Decades of emphasis on the growth and development of aggressive self-esteem has fashioned a psyche that dehumanizes others and deifies the individual. The impact on society by generations of such custom designed personalities is predictable: self-centeredness, alienation, and a perfidious self-interest. One need not be surprised that the consequent effects would be devastating to relationships between groups and individuals. Nurturing a friendship and, especially, a marriage became a highly unpredictable enterprise. Interactions between people are measured according to their usefulness or profitability. The old idea of companies being loyal to their employees and of employees being loyal to their companies, for the most part, has dissolved away. No wonder that sports fans now root for the uniform rather than the player.
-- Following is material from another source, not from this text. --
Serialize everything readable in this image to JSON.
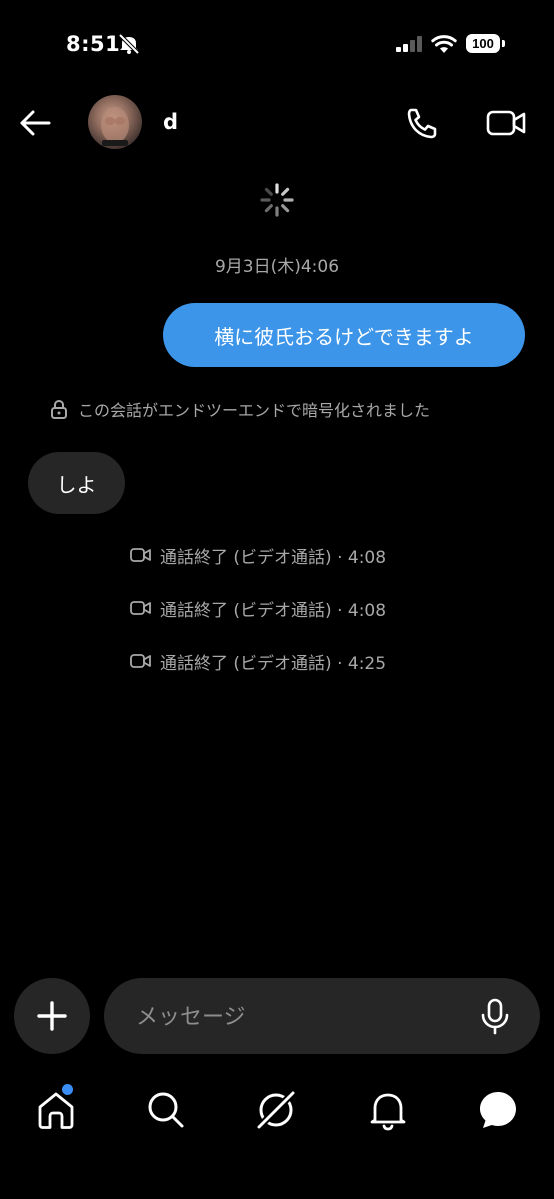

Looking toward the horizon, there still exists within us, especially among the young, a ready response to sacrificing time and energy in order to help the less fortunate. Parish Youth Groups enthusiastically volunteer for programs designed to bring aid to the sick, poor, and homeless. Annually, New York City conducts what is known as a Midnight Run. Parish groups collect and bring needed goods to a designated spot in the city and travel a route that brings them to gatherings of homeless people who gratefully receive food and clothing. As important as this distribution of goods is, the most important message is the emphasis that Christian moral values manifest themselves in caring for the worth of all human beings and putting that belief into action not only through the sharing of necessities, but also by performing these charitable acts with an awareness of giving respect and dignity to those who receive little of that "food for the soul" in their daily existence. From this and other forms of Christian witness, the seed of a wider application of respect and worth may be sown. When we say that we believe in all that God has done for us, we ought to recognize that God believes in all that we can do for all his children.
Every human being has some handle by which he may be lifted, some groove in which he was meant to run; and the great work of his life, as far as our relations with each other are concerned, is to lift each one by his own proper handle, and run each one in his own proper groove.
Harriet Beecher Stowe
As the 21st Century adds years to its maturity, one can hope that, once again, a Christian consciousness will spread and will beckon everyone to increase their caring and their good will toward the goal of revitalizing societal well-being beyond the self, to all of us, to all people, and to life itself.